The Washington Examiner yesterday featured yours truly in a profile including a brief interview on my views regarding religion and morality. You can click through to the Examiner website for a photograph and short bio, but here is the discussion (which, I might add, was 45-minutes long and cut down to fit the paper’s print space).

Do you believe it’s necessary, as famous New Atheists Richard Dawkins and the late Christopher Hitchens did, to attack religion?

No, I don’t think it’s necessary for atheists to be hostile toward religion. I think it’s necessary for any human being to be hostile toward other human beings trying to make you live according to their religious dogmas. We should all be bothered by that kind of thing. But that’s not unique to atheists. I think there is some room for atheists to be harsh regarding religious ideas and beliefs. I think there’s room for that in the sense that it gets the word out there. It’s more likely to get noticed by the media. That said, if atheists are going to take that route, I think it’s important to focus on religious beliefs, not believers. We shouldn’t be attacking people for believing in things; we should be attacking the beliefs they hold. We only live once — at least that’s what atheists believe. So why not try to be nice to each other during this one life?

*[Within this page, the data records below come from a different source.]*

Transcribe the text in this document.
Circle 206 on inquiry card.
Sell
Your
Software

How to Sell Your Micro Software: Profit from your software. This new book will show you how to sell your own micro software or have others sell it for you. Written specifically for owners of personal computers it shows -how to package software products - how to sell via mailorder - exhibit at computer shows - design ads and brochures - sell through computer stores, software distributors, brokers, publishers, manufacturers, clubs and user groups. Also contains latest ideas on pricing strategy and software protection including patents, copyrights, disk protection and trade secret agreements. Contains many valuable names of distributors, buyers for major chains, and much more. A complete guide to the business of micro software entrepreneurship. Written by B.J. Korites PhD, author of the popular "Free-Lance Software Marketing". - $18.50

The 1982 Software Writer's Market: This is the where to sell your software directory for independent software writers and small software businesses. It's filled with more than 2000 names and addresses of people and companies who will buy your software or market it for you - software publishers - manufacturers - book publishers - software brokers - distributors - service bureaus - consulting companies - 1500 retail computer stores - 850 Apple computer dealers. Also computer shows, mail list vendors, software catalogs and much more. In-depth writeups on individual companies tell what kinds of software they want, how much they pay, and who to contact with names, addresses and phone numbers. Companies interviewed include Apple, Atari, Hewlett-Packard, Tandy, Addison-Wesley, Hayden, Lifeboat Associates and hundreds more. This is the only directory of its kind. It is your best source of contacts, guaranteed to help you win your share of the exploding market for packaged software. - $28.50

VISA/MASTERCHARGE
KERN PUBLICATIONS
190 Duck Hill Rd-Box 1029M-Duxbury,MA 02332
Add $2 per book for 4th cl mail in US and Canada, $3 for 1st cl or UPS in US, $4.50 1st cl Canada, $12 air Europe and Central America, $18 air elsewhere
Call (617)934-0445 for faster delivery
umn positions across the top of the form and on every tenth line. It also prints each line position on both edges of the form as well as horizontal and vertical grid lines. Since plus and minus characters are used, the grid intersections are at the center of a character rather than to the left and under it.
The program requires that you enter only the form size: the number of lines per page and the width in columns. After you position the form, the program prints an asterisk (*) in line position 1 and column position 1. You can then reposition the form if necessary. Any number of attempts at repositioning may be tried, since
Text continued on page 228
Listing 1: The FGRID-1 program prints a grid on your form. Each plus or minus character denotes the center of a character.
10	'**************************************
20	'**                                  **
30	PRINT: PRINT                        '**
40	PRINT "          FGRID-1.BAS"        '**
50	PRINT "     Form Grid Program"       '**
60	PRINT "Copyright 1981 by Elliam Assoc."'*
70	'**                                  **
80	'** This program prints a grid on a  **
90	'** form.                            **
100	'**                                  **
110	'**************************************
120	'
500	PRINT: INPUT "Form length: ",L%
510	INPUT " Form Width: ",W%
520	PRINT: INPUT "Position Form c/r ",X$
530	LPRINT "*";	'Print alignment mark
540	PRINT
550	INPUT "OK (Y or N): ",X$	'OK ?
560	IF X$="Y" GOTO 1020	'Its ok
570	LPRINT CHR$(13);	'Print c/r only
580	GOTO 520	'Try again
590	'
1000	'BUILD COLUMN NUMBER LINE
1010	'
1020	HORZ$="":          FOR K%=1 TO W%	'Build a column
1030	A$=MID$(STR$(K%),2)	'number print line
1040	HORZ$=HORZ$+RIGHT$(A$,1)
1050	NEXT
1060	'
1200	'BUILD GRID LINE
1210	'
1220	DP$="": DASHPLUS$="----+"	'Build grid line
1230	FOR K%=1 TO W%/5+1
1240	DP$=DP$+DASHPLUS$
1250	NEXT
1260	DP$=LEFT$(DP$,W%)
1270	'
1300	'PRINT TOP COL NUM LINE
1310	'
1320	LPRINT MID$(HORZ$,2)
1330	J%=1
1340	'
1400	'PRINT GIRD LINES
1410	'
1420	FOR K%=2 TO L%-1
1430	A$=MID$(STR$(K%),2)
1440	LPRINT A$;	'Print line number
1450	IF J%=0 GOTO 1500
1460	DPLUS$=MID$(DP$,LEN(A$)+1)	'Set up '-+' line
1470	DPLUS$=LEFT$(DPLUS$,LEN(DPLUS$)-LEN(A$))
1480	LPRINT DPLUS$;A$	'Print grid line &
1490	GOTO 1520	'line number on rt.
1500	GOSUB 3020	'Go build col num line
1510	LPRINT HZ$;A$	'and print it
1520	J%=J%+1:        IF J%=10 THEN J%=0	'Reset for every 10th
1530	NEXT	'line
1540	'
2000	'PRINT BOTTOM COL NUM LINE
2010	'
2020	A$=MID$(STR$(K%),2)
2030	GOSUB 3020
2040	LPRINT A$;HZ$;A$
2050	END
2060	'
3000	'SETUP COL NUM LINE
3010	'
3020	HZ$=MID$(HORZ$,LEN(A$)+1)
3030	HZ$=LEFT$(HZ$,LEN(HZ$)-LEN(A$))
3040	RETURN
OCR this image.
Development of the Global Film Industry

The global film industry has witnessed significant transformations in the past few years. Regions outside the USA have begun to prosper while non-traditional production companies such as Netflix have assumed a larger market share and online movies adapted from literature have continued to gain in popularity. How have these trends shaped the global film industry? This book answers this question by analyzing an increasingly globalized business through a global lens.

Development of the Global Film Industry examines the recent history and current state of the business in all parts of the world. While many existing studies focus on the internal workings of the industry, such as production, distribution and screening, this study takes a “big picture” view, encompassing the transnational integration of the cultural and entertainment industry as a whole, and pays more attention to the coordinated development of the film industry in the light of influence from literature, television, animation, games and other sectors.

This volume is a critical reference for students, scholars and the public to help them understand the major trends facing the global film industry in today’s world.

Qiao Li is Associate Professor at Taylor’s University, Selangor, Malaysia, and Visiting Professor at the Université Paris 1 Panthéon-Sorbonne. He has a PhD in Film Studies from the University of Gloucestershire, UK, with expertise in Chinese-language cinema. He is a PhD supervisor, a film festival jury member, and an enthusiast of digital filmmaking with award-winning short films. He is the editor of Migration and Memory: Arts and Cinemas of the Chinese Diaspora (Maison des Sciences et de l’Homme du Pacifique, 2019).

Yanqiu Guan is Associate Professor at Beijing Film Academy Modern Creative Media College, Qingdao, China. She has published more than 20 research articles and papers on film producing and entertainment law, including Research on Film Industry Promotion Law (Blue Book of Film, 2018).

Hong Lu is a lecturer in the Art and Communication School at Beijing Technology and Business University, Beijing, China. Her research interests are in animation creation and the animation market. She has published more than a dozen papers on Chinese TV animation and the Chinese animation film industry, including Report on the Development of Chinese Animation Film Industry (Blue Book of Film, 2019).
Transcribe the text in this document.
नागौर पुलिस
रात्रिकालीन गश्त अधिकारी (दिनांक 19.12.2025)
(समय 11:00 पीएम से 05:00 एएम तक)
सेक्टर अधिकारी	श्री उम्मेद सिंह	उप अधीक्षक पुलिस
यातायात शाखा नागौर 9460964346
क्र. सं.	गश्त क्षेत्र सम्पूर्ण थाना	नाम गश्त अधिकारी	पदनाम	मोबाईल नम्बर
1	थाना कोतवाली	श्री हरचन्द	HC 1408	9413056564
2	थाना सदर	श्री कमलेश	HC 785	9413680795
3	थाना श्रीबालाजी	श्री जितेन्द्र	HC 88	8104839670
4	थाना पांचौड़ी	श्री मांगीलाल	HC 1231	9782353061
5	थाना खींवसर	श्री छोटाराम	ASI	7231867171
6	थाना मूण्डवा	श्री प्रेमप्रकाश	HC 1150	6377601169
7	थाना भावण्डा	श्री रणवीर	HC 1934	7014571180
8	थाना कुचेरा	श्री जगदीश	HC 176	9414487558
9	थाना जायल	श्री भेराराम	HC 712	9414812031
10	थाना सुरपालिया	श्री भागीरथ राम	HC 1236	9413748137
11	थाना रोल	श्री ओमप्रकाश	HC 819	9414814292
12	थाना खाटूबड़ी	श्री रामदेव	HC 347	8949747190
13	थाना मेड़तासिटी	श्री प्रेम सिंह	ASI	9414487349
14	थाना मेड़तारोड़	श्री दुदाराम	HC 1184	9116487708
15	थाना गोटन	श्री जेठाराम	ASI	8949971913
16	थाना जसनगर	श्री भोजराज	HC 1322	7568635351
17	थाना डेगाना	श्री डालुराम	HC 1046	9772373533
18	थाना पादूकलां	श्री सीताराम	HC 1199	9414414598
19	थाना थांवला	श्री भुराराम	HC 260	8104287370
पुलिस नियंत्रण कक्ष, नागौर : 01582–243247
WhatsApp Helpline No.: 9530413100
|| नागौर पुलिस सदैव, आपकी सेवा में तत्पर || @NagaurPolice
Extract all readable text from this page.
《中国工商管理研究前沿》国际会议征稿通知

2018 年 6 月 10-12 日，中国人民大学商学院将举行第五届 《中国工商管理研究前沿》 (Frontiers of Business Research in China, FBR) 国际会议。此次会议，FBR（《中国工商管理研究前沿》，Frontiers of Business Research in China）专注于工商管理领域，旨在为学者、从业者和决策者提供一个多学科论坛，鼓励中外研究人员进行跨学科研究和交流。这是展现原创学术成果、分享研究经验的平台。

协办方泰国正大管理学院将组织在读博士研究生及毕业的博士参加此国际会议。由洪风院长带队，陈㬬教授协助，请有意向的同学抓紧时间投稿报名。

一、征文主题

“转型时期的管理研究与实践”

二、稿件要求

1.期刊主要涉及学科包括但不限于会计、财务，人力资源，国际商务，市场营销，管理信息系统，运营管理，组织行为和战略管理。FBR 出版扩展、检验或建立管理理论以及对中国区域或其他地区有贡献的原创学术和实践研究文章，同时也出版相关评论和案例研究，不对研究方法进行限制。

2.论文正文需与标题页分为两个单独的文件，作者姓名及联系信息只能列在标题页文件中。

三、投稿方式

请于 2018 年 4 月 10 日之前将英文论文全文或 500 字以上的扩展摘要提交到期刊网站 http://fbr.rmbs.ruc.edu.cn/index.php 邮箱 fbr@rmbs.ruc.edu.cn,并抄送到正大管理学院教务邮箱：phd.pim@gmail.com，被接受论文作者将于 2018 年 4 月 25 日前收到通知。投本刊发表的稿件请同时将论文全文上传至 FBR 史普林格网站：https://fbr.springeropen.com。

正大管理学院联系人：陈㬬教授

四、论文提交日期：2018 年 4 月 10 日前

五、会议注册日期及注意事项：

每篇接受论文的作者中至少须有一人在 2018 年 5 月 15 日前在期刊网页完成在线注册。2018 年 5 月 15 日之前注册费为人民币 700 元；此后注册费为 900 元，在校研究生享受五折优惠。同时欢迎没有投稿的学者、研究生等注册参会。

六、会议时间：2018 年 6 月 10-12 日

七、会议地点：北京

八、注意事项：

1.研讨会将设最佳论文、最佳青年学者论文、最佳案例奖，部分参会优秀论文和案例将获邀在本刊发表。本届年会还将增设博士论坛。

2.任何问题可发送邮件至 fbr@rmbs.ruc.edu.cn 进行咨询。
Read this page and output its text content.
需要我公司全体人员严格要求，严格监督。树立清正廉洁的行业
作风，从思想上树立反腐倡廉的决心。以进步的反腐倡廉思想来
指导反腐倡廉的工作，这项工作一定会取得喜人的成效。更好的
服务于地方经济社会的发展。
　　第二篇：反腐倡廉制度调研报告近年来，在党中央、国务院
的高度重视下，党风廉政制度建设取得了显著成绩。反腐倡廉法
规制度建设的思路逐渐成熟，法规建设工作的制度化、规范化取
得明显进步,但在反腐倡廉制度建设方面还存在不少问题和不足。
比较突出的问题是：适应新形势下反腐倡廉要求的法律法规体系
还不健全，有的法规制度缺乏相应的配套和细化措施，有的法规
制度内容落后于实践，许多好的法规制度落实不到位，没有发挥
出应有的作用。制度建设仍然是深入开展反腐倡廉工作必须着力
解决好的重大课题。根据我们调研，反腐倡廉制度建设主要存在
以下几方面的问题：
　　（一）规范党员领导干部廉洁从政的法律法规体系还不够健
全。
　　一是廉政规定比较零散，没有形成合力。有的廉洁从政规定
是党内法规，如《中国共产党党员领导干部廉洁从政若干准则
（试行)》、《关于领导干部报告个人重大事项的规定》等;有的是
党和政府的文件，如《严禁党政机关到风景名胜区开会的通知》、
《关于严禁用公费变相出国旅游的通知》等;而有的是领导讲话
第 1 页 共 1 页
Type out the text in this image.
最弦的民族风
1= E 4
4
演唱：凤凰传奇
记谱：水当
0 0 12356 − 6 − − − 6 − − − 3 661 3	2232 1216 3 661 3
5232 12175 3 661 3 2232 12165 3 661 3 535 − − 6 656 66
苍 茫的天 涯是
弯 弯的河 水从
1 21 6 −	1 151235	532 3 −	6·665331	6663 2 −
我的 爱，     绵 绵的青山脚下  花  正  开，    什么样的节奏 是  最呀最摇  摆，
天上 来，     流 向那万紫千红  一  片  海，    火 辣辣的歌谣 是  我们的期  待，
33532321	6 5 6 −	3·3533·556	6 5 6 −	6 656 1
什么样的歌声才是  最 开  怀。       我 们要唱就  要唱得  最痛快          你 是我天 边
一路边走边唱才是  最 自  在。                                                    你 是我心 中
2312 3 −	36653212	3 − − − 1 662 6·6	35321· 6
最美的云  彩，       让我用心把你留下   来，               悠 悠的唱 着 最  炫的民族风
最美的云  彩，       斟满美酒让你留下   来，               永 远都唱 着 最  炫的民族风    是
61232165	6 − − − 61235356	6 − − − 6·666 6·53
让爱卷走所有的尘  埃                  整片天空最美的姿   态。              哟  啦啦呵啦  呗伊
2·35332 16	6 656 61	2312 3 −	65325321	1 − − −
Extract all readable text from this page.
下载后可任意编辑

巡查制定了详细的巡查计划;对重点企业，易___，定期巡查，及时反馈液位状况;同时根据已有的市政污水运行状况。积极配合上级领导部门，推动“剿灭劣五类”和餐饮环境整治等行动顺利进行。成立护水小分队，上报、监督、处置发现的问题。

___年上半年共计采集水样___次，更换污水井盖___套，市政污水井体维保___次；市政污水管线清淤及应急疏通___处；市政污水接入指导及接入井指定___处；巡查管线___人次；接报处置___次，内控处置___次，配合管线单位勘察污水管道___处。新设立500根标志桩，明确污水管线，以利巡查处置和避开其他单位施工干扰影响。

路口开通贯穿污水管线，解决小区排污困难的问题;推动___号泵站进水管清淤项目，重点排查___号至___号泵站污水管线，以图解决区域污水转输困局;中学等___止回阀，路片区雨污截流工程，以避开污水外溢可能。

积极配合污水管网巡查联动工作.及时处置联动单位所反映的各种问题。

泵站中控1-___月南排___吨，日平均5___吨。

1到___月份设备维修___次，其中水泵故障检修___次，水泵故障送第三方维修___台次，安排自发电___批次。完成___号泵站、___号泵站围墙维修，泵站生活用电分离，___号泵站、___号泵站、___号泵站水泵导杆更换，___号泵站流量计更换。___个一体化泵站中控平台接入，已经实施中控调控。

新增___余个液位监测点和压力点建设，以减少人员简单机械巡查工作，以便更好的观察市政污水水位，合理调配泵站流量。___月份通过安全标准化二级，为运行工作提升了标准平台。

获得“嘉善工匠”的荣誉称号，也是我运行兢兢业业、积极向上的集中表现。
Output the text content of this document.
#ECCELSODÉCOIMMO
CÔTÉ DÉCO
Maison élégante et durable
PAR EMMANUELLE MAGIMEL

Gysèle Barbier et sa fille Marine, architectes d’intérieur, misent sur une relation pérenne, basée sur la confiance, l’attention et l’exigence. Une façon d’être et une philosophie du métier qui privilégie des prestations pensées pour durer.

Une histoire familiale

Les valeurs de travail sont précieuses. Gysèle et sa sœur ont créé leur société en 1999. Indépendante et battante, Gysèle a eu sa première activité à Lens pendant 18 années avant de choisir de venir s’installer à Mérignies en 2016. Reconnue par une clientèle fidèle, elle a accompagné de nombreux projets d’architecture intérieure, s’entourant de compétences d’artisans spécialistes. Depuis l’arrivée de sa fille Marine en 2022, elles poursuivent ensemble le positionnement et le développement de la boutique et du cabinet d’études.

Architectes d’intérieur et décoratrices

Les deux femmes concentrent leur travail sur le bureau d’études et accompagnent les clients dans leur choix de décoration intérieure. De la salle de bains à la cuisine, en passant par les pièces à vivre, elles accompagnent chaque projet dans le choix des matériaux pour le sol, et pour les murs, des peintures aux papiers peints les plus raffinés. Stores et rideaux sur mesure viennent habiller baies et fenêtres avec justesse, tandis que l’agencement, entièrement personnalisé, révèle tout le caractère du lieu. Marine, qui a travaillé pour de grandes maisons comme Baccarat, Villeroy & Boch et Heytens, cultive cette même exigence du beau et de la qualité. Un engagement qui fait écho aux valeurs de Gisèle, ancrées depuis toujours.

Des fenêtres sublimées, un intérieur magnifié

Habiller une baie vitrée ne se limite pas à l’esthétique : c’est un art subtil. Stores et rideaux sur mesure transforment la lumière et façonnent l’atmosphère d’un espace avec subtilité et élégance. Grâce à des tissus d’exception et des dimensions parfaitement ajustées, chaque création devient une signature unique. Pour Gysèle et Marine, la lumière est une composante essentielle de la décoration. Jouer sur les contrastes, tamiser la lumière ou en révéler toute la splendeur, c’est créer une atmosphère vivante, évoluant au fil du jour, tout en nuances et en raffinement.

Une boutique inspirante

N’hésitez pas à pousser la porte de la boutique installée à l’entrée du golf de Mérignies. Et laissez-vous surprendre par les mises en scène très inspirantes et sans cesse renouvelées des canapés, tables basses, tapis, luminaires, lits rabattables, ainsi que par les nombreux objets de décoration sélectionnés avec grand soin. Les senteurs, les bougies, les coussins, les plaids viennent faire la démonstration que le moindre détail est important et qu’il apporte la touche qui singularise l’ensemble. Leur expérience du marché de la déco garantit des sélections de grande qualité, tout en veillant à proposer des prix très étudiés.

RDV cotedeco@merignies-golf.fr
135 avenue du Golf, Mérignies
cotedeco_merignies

The Center for Inquiry aims to put an end to religion’s influence on public policy. Where do you look for an alternative moral framework?

We look to a long tradition of secular and humanist ethics that stretches all the way back to the ancient Greeks, Aristotle, Plato and Socrates and developed over the years by a number of philosophers, writers and scientists. We look to more modern people like Paul Kurtz, who recently passed away and was a secular humanist philosopher and the founder of the Center for Inquiry. I really think it’s two places secularists most commonly look for the roots of morality. One of them is certainly scientific: There’s plenty of evidence, once you accept the theory of evolution, that morality is developed over a long period of time so we can live together without wanting to kill each other all the time. And we’re all born with a basic moral sense, and it’s our duty to refine that. We admit that it’s very hard and very complex. It’s not easy. You have to look at thousands of years of writing to try to reason through and use our consciences and decide what’s right and wrong to find out how we should treat other people and animals.

At your core, what is one of your defining beliefs?

Each human being has the duty and the obligation to treat their fellow creatures as best and as nicely as possible. I don’t think we’re put here for any cosmic reason. I think that everyone has to find their own meaning in life, but my own meaning is that I’m only going to be here for 80, 90, if I’m lucky 100 years, so my goal is to learn as much as possible, to become as wise as possible and to use that wisdom to make a better world to make other people happier and feel less harm and more pleasure.